I confirm it's a regression from 1.9. Just checked 1.9.2, and in BP_XProfile_Field->render_admin_form_children()
the value was stripslashed:
<input type="text" name="<?php echo esc_attr( $type ); ?>_option[<?php echo esc_attr( $j ); ?>]" id="<?php echo esc_attr( $type ); ?>_option<?php echo esc_attr( $j ); ?>" value="<?php echo stripslashes( esc_attr( $options[$i]->name ) ); ?>" />
Replying to boonebgorges:
In theory, we should not be saving slashed data in the first place
Well a filter is available so we can stripslash the array of options before saving it to db.
see 5704.02.patch
#6
@
10 years ago
Cool, any attempts to un-slash the data should be dealt with in the other ticket, and that's a giant piece of work.
#7
@
10 years ago
- Milestone changed from Awaiting Review to 2.0.2
For the 2.0.x series, let's fix the regression and put the stripslashes() back where it was before.

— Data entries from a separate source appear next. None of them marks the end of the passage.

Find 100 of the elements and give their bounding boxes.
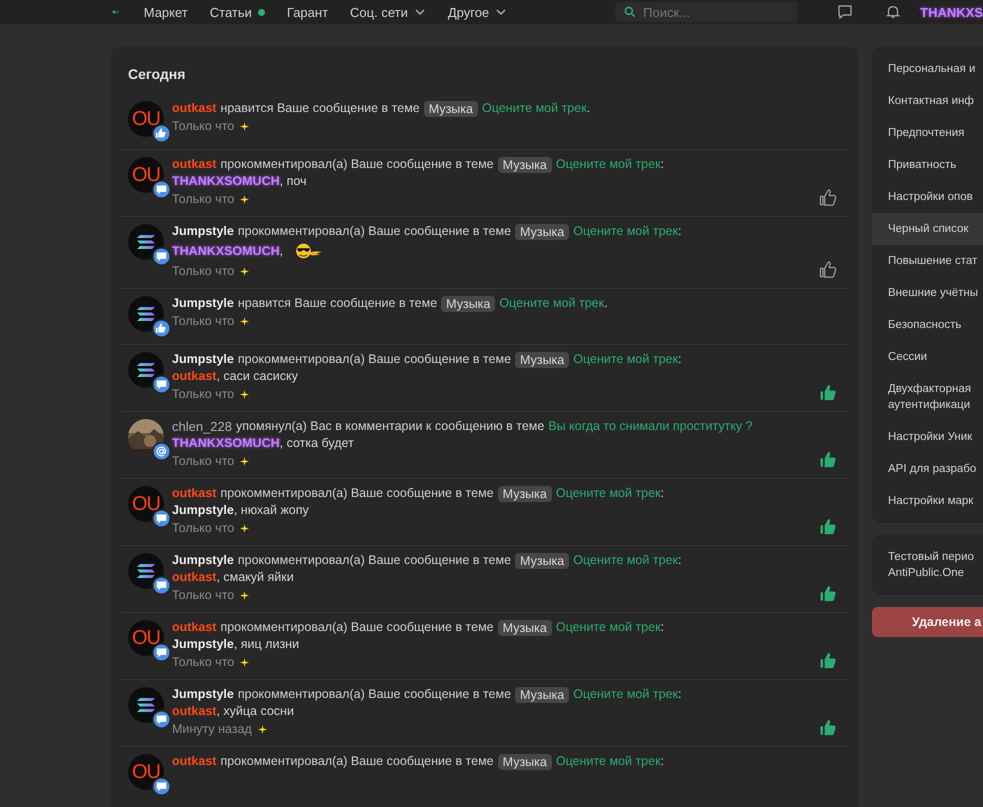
comment-text: , яиц лизни: [234, 636, 300, 653]
menu-item[interactable]: Черный список: [872, 213, 983, 245]
username-link[interactable]: Jumpstyle: [172, 686, 234, 703]
thread-link[interactable]: Оцените мой трек: [573, 552, 678, 569]
username-link[interactable]: outkast: [172, 619, 216, 636]
thumbs-up-button[interactable]: [818, 383, 838, 403]
thumbs-up-button[interactable]: [818, 188, 838, 208]
topic-tag[interactable]: Музыка: [515, 352, 570, 368]
notification-text: упомянул(а) Вас в комментарии к сообщению в теме: [236, 418, 544, 435]
thumbs-up-badge-icon: [152, 319, 171, 338]
thumbs-up-button[interactable]: [818, 718, 838, 738]
speech-bubble-badge-icon: [152, 777, 171, 796]
thread-link[interactable]: Оцените мой трек: [573, 223, 678, 240]
chat-icon[interactable]: [836, 3, 854, 21]
timestamp: Только что: [172, 386, 234, 403]
username-link[interactable]: THANKXSOMUCH: [172, 173, 280, 190]
username-link[interactable]: Jumpstyle: [172, 502, 234, 519]
menu-item[interactable]: Повышение стат: [872, 245, 983, 277]
username-link[interactable]: THANKXSOMUCH: [172, 435, 280, 452]
notification-text: прокомментировал(а) Ваше сообщение в теме: [220, 156, 494, 173]
avatar[interactable]: OU: [128, 486, 164, 522]
topic-tag[interactable]: Музыка: [498, 754, 552, 770]
sparkle-icon: [240, 591, 250, 600]
topic-tag[interactable]: Музыка: [498, 620, 552, 636]
username-link[interactable]: outkast: [172, 100, 216, 117]
comment-text: , хуйца сосни: [216, 703, 294, 720]
speech-bubble-badge-icon: [152, 509, 171, 528]
nav-link[interactable]: Маркет: [144, 4, 188, 20]
menu-item[interactable]: Настройки марк: [872, 485, 983, 517]
username-link[interactable]: outkast: [172, 156, 216, 173]
nav-link[interactable]: Другое: [448, 4, 508, 20]
username-link[interactable]: outkast: [172, 485, 216, 502]
menu-item[interactable]: Внешние учётны: [872, 277, 983, 309]
thumbs-up-button[interactable]: [818, 450, 838, 470]
topic-tag[interactable]: Музыка: [441, 296, 496, 312]
username-link[interactable]: outkast: [172, 569, 216, 586]
menu-item[interactable]: Предпочтения: [872, 117, 983, 149]
punctuation: :: [660, 619, 664, 636]
username-link[interactable]: Jumpstyle: [172, 295, 234, 312]
topic-tag[interactable]: Музыка: [498, 156, 552, 172]
thumbs-up-button[interactable]: [818, 584, 838, 604]
menu-item[interactable]: Тестовый перио AntiPublic.One: [872, 541, 983, 589]
speech-bubble-badge-icon: [152, 710, 171, 729]
thread-link[interactable]: Оцените мой трек: [556, 485, 661, 502]
delete-account-button[interactable]: Удаление а: [872, 607, 983, 637]
sparkle-icon: [240, 267, 250, 276]
username-link[interactable]: outkast: [172, 368, 216, 385]
username-link[interactable]: Jumpstyle: [172, 351, 234, 368]
menu-item[interactable]: Персональная и: [872, 53, 983, 85]
sparkle-icon: [240, 122, 250, 131]
menu-item[interactable]: Приватность: [872, 149, 983, 181]
username-link[interactable]: Jumpstyle: [172, 552, 234, 569]
thread-link[interactable]: Оцените мой трек: [556, 619, 661, 636]
notification-text: прокомментировал(а) Ваше сообщение в теме: [238, 223, 512, 240]
thread-link[interactable]: Оцените мой трек: [573, 686, 678, 703]
menu-item[interactable]: Двухфакторная аутентификаци: [872, 373, 983, 421]
avatar[interactable]: OU: [128, 620, 164, 656]
sparkle-icon: [240, 658, 250, 667]
topic-tag[interactable]: Музыка: [515, 552, 570, 568]
thread-link[interactable]: Оцените мой трек: [556, 156, 661, 173]
timestamp: Только что: [172, 313, 234, 330]
thread-link[interactable]: Вы когда то снимали проститутку ?: [548, 418, 753, 435]
thread-link[interactable]: Оцените мой трек: [556, 753, 661, 770]
topic-tag[interactable]: Музыка: [498, 486, 552, 502]
search-field[interactable]: Поиск...: [615, 2, 798, 22]
comment-text: , смакуй яйки: [216, 569, 294, 586]
avatar[interactable]: OU: [128, 101, 164, 137]
sparkle-icon: [240, 195, 250, 204]
avatar[interactable]: OU: [128, 157, 164, 193]
thread-link[interactable]: Оцените мой трек: [499, 295, 604, 312]
thumbs-up-button[interactable]: [818, 651, 838, 671]
menu-item[interactable]: Настройки Уник: [872, 421, 983, 453]
nav-link[interactable]: Соц. сети: [350, 4, 426, 20]
avatar[interactable]: OU: [128, 754, 164, 790]
bell-icon[interactable]: [884, 3, 902, 21]
topic-tag[interactable]: Музыка: [424, 100, 478, 116]
username-link[interactable]: outkast: [172, 753, 216, 770]
menu-item[interactable]: Настройки опов: [872, 181, 983, 213]
username-link[interactable]: outkast: [172, 703, 216, 720]
menu-item[interactable]: Безопасность: [872, 309, 983, 341]
menu-item[interactable]: Контактная инф: [872, 85, 983, 117]
nav-link[interactable]: Статьи: [210, 4, 265, 20]
thread-link[interactable]: Оцените мой трек: [573, 351, 678, 368]
topic-tag[interactable]: Музыка: [515, 686, 570, 702]
timestamp: Только что: [172, 654, 234, 671]
username-link[interactable]: chlen_228: [172, 418, 232, 435]
notification-text: нравится Ваше сообщение в теме: [238, 295, 438, 312]
thumbs-up-badge-icon: [152, 124, 171, 143]
thread-link[interactable]: Оцените мой трек: [482, 100, 587, 117]
nav-link[interactable]: Гарант: [286, 4, 328, 20]
username-link[interactable]: THANKXS: [920, 4, 983, 20]
topic-tag[interactable]: Музыка: [515, 224, 570, 240]
username-link[interactable]: Jumpstyle: [172, 223, 234, 240]
thumbs-up-button[interactable]: [818, 517, 838, 537]
username-link[interactable]: Jumpstyle: [172, 636, 234, 653]
menu-item[interactable]: Сессии: [872, 341, 983, 373]
menu-item[interactable]: API для разрабо: [872, 453, 983, 485]
username-link[interactable]: THANKXSOMUCH: [172, 242, 280, 260]
thumbs-up-button[interactable]: [818, 260, 838, 280]
speech-bubble-badge-icon: [152, 375, 171, 394]
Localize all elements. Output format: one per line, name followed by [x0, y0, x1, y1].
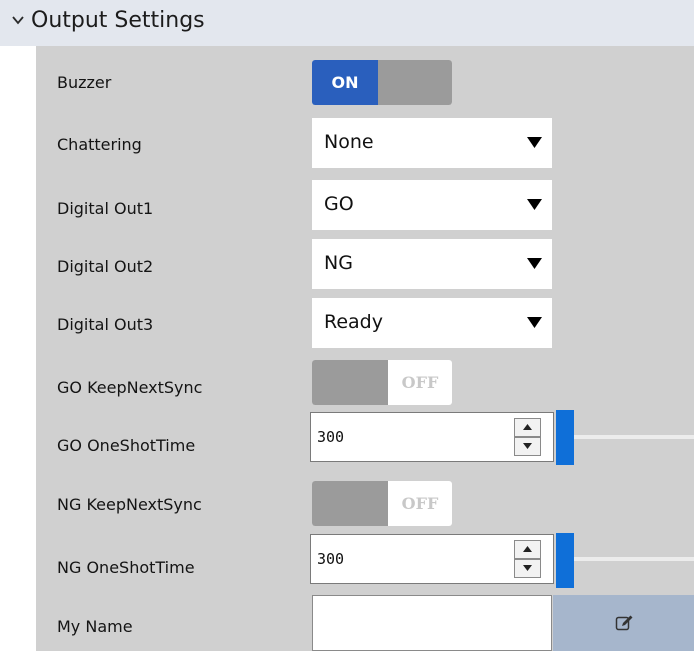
edit-name-button[interactable] — [553, 595, 694, 651]
go-keepnextsync-toggle[interactable]: OFF — [312, 360, 452, 405]
triangle-down-icon — [527, 317, 542, 328]
spin-up-button[interactable] — [514, 540, 541, 559]
triangle-up-icon — [523, 546, 532, 552]
spin-up-button[interactable] — [514, 418, 541, 437]
edit-icon — [615, 615, 633, 631]
section-header[interactable]: Output Settings — [0, 0, 694, 46]
triangle-up-icon — [523, 424, 532, 430]
toggle-handle — [312, 360, 388, 405]
digital-out3-value: Ready — [324, 311, 383, 333]
ng-oneshottime-spinner — [514, 540, 541, 578]
toggle-handle — [312, 481, 388, 526]
buzzer-toggle-state: ON — [312, 60, 378, 105]
digital-out2-select[interactable]: NG — [312, 239, 552, 289]
buzzer-label: Buzzer — [57, 73, 112, 92]
ng-keepnextsync-label: NG KeepNextSync — [57, 495, 202, 514]
go-oneshottime-label: GO OneShotTime — [57, 436, 196, 455]
go-oneshottime-value: 300 — [317, 428, 345, 446]
ng-oneshottime-label: NG OneShotTime — [57, 558, 195, 577]
digital-out3-select[interactable]: Ready — [312, 298, 552, 348]
digital-out1-label: Digital Out1 — [57, 199, 154, 218]
digital-out3-label: Digital Out3 — [57, 315, 154, 334]
triangle-down-icon — [527, 258, 542, 269]
digital-out1-select[interactable]: GO — [312, 180, 552, 230]
ng-oneshottime-value: 300 — [317, 550, 345, 568]
ng-keepnextsync-state: OFF — [401, 494, 439, 513]
digital-out1-value: GO — [324, 193, 354, 215]
toggle-handle — [378, 60, 452, 105]
spin-down-button[interactable] — [514, 437, 541, 456]
chevron-down-icon[interactable] — [10, 12, 26, 28]
go-oneshottime-spinner — [514, 418, 541, 456]
triangle-down-icon — [523, 443, 532, 449]
go-oneshottime-slider-handle[interactable] — [556, 410, 574, 465]
ng-oneshottime-slider-handle[interactable] — [556, 533, 574, 588]
chattering-label: Chattering — [57, 135, 142, 154]
digital-out2-label: Digital Out2 — [57, 257, 154, 276]
my-name-input[interactable] — [312, 595, 552, 651]
ng-keepnextsync-toggle[interactable]: OFF — [312, 481, 452, 526]
buzzer-toggle[interactable]: ON — [312, 60, 452, 105]
spin-down-button[interactable] — [514, 559, 541, 578]
triangle-down-icon — [527, 199, 542, 210]
go-oneshottime-input[interactable]: 300 — [310, 412, 554, 462]
my-name-label: My Name — [57, 617, 133, 636]
section-title: Output Settings — [31, 8, 205, 33]
go-oneshottime-slider-track[interactable] — [574, 435, 694, 439]
go-keepnextsync-state: OFF — [401, 373, 439, 392]
ng-oneshottime-input[interactable]: 300 — [310, 534, 554, 584]
triangle-down-icon — [527, 137, 542, 148]
chattering-select[interactable]: None — [312, 118, 552, 168]
go-keepnextsync-label: GO KeepNextSync — [57, 378, 203, 397]
digital-out2-value: NG — [324, 252, 353, 274]
chattering-value: None — [324, 131, 374, 153]
ng-oneshottime-slider-track[interactable] — [574, 557, 694, 561]
triangle-down-icon — [523, 565, 532, 571]
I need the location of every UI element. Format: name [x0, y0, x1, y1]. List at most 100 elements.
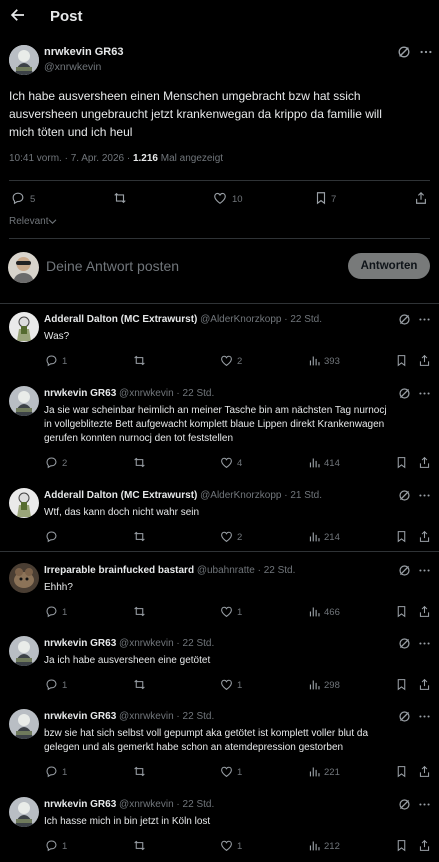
author-avatar[interactable] [9, 45, 39, 75]
grok-icon[interactable] [398, 387, 411, 400]
more-options-icon[interactable] [418, 710, 431, 723]
reply-icon[interactable] [11, 191, 25, 205]
views-icon[interactable] [308, 456, 321, 469]
more-options-icon[interactable] [418, 564, 431, 577]
repost-icon[interactable] [133, 354, 146, 367]
reply-author-name[interactable]: Irreparable brainfucked bastard [44, 565, 194, 576]
reply-icon[interactable] [45, 765, 58, 778]
bookmark-icon[interactable] [395, 765, 408, 778]
like-icon[interactable] [220, 839, 233, 852]
sort-dropdown[interactable]: Relevant [9, 216, 57, 227]
repost-icon[interactable] [133, 605, 146, 618]
reply-author-name[interactable]: Adderall Dalton (MC Extrawurst) [44, 490, 197, 501]
reply-icon[interactable] [45, 354, 58, 367]
reply-author-name[interactable]: Adderall Dalton (MC Extrawurst) [44, 314, 197, 325]
views-icon[interactable] [308, 678, 321, 691]
repost-icon[interactable] [133, 456, 146, 469]
share-icon[interactable] [414, 191, 428, 205]
author-handle[interactable]: @xnrwkevin [44, 61, 101, 73]
repost-icon[interactable] [133, 530, 146, 543]
grok-icon[interactable] [398, 637, 411, 650]
reply-text-line: Ehhh? [44, 582, 73, 593]
reply-author-handle[interactable]: @xnrwkevin · 22 Std. [119, 638, 214, 649]
bookmark-icon[interactable] [395, 354, 408, 367]
repost-icon[interactable] [133, 765, 146, 778]
bookmark-icon[interactable] [314, 191, 328, 205]
like-icon[interactable] [220, 765, 233, 778]
more-options-icon[interactable] [418, 313, 431, 326]
like-icon[interactable] [220, 456, 233, 469]
bookmark-icon[interactable] [395, 456, 408, 469]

We should be stripslashing on the way in, but 5704.02 is probably not the best way to do it. (1) we don't have to use filters, because we are the core developers :) And (2) we should be stripping intelligently: slashes would come from POST
ed data, so we should be stripping at the point that $_POST
is parsed.
Hi dontdream
Thanks a lot for your feedback.
There may be a more elegant way, but simply stripslashing the value is fixing this.